Mr Rana, a low-level official from the ruling Awami League party, is also accused of breaking construction laws by allowing factories to operate inside a commercial building designed for shops and banks.

The confirmed death toll in the Rana Plaza collapse was 1,126 yesterday and could still rise as cranes and bulldozers have yet to move all the rubble.

The nine-storey complex in the town of Savar, a suburb of Dhaka, made clothing for Western retailers including Britain's Primark, Spain's Mango and the Italian chain Benetton.

The government announced a high-level panel last week to inspect thousands of garment factories for building flaws, amid fears that Western labels would turn their backs on Bangladesh after a series of deadly accidents.

Last Thursday a garment factory fire in Dhaka killed eight people. Another fire last November killed 111 garment workers, the worst blaze in the history of the country's textile industry.

A total of 2,438 people were rescued from the ruins of Rana Plaze, which housed five garment factories.

An eighteen-year-old known only as Reshma was the last to be pulled out alive on Friday after she spent 17 days under the rubble.
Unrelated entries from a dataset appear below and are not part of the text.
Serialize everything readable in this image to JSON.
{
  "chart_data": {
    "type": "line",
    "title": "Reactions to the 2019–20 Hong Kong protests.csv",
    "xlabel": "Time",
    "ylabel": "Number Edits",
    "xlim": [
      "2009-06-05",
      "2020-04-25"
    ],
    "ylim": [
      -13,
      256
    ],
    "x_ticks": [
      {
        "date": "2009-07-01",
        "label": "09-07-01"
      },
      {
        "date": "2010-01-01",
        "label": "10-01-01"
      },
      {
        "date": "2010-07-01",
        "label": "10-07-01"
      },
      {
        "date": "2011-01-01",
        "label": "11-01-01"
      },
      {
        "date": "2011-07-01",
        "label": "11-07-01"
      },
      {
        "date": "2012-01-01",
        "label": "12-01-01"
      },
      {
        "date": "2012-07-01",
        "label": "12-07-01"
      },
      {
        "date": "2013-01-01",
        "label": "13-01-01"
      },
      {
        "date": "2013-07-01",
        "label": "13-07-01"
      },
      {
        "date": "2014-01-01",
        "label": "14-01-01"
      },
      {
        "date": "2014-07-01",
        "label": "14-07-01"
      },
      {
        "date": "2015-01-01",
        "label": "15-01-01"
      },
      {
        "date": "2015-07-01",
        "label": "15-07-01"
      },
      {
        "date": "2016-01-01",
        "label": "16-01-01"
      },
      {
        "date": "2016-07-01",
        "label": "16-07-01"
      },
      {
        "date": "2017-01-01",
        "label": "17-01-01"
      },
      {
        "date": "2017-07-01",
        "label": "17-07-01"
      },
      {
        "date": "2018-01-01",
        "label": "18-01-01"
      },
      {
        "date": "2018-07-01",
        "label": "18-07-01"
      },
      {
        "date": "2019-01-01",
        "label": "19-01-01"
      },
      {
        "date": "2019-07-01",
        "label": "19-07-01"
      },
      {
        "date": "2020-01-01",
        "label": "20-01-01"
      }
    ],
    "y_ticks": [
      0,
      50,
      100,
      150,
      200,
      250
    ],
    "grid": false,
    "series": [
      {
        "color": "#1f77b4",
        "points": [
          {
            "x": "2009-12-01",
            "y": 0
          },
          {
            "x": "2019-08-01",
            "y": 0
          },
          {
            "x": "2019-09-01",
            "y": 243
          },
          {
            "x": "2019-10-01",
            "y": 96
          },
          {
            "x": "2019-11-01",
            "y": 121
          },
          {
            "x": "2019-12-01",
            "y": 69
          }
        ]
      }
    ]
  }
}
Doctors said she was recovering at a military hospital and was out of danger.

"She is fine and improving fast. I talked to her just a few minutes back. She said she had a good sleep and had her breakfast," Fakrul Islam said.

Dr Islam, who is part of the medical team treating the seamstress, said: "Her mother also spent the night with her in the bed next to her. She'll be staying with her until she recuperates fully."